Женщины проводили целые дни, что-нибудь сортируя: бобы, вуак, манамы, пальмовые листья, сорта пальмовой древесины, пальмовые косички. Когда бы я на них ни взглянул, они деловито занимались организацией своего имущества. Хорошая подготовка улучшала их настроение и наполняла гордостью: в конце дня, когда воздух начинал темнеть, они оттаскивали корзины в соответствующие хижины, складывали там свои материалы и застывали в дверях, удовлетворенно цокая и глядя на то, как очередной трудовой день пополнил запасы, которые благодаря их постоянной работе никогда не уменьшались. Однажды вечером я слышал, как Эсме возбужденно уверяет Таллента, что их эффективность должна быть основана на какой-то неясной и совершенной технологии, но сам быстро догадался, что у них так много времени, потому что они не тратят его на вещи, которые у остальных женщин мира отнимают многие часы: у них, например, не было одежды, поэтому им было нечего стирать.

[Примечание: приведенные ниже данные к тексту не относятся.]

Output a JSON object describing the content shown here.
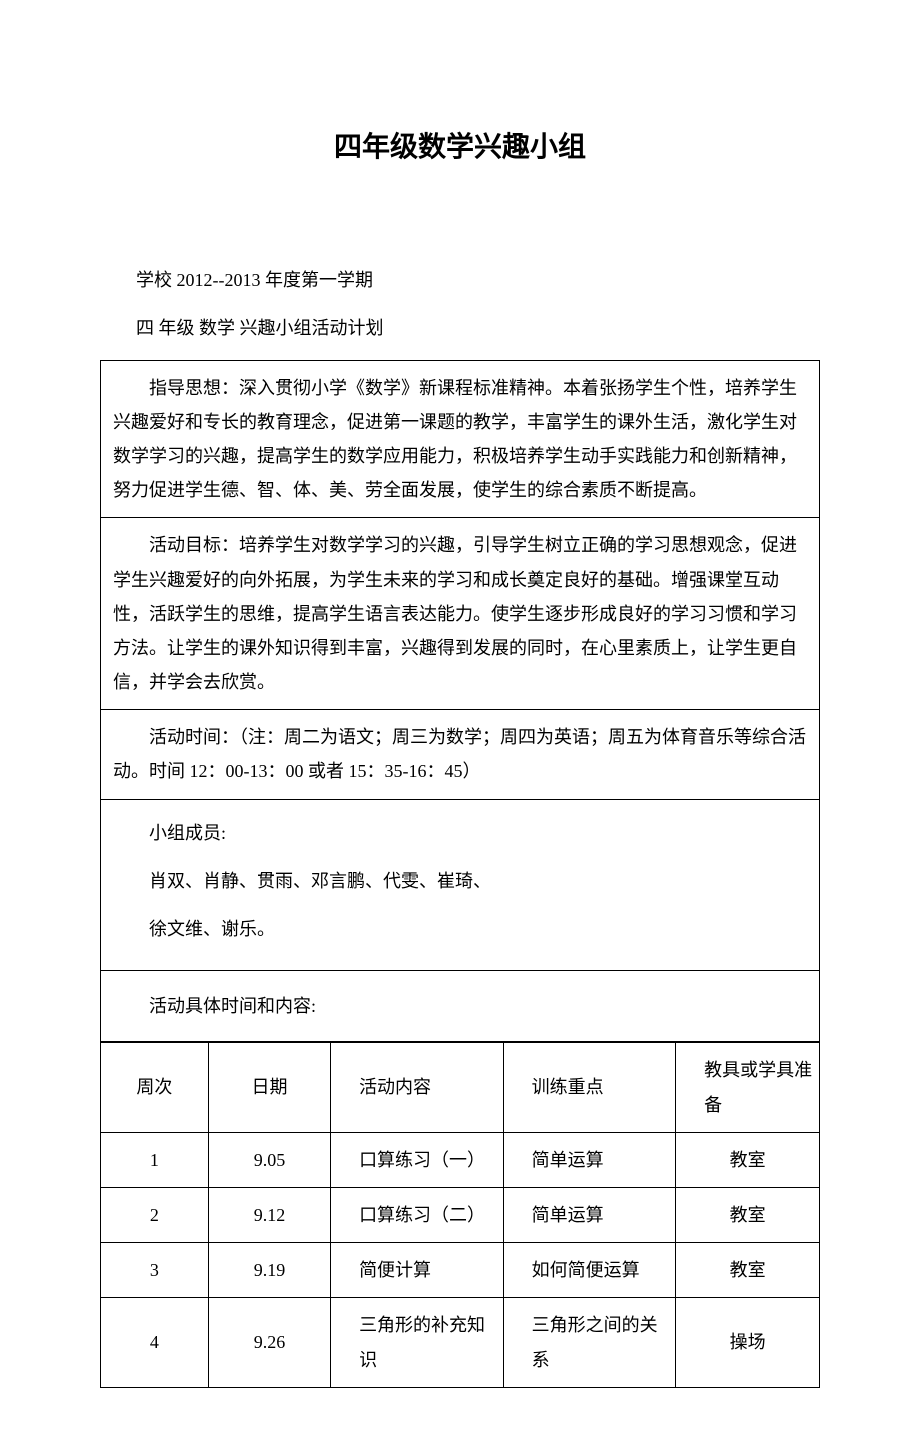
{
  "title": "四年级数学兴趣小组",
  "intro1": "学校 2012--2013 年度第一学期",
  "intro2": "四 年级 数学 兴趣小组活动计划",
  "box1": "指导思想：深入贯彻小学《数学》新课程标准精神。本着张扬学生个性，培养学生兴趣爱好和专长的教育理念，促进第一课题的教学，丰富学生的课外生活，激化学生对数学学习的兴趣，提高学生的数学应用能力，积极培养学生动手实践能力和创新精神，努力促进学生德、智、体、美、劳全面发展，使学生的综合素质不断提高。",
  "box2": "活动目标：培养学生对数学学习的兴趣，引导学生树立正确的学习思想观念，促进学生兴趣爱好的向外拓展，为学生未来的学习和成长奠定良好的基础。增强课堂互动性，活跃学生的思维，提高学生语言表达能力。使学生逐步形成良好的学习习惯和学习方法。让学生的课外知识得到丰富，兴趣得到发展的同时，在心里素质上，让学生更自信，并学会去欣赏。",
  "box3": "活动时间：（注：周二为语文；周三为数学；周四为英语；周五为体育音乐等综合活动。时间 12：00-13：00 或者 15：35-16：45）",
  "members_label": "小组成员:",
  "members_line1": "肖双、肖静、贯雨、邓言鹏、代雯、崔琦、",
  "members_line2": "徐文维、谢乐。",
  "schedule_title": "活动具体时间和内容:",
  "columns": {
    "week": "周次",
    "date": "日期",
    "activity": "活动内容",
    "focus": "训练重点",
    "prep": "教具或学具准备"
  },
  "rows": [
    {
      "week": "1",
      "date": "9.05",
      "activity": "口算练习（一）",
      "focus": "简单运算",
      "prep": "教室"
    },
    {
      "week": "2",
      "date": "9.12",
      "activity": "口算练习（二）",
      "focus": "简单运算",
      "prep": "教室"
    },
    {
      "week": "3",
      "date": "9.19",
      "activity": "简便计算",
      "focus": "如何简便运算",
      "prep": "教室"
    },
    {
      "week": "4",
      "date": "9.26",
      "activity": "三角形的补充知识",
      "focus": "三角形之间的关系",
      "prep": "操场"
    }
  ],
  "col_widths": [
    "15%",
    "17%",
    "24%",
    "24%",
    "20%"
  ],
  "watermark": ""
}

Их волосы, как и у мужчин, были скручены в простой валик на затылке, и я ни разу не видел, чтобы они их мыли или расчесывали. Они никогда не прибирали в хижинах, не чинили циновки; когда какая-нибудь приходила в негодность, ее разламывали и бросали в огонь, а из хижины приносили новую. И уж конечно, как я уже отметил, они никогда не следили за детьми.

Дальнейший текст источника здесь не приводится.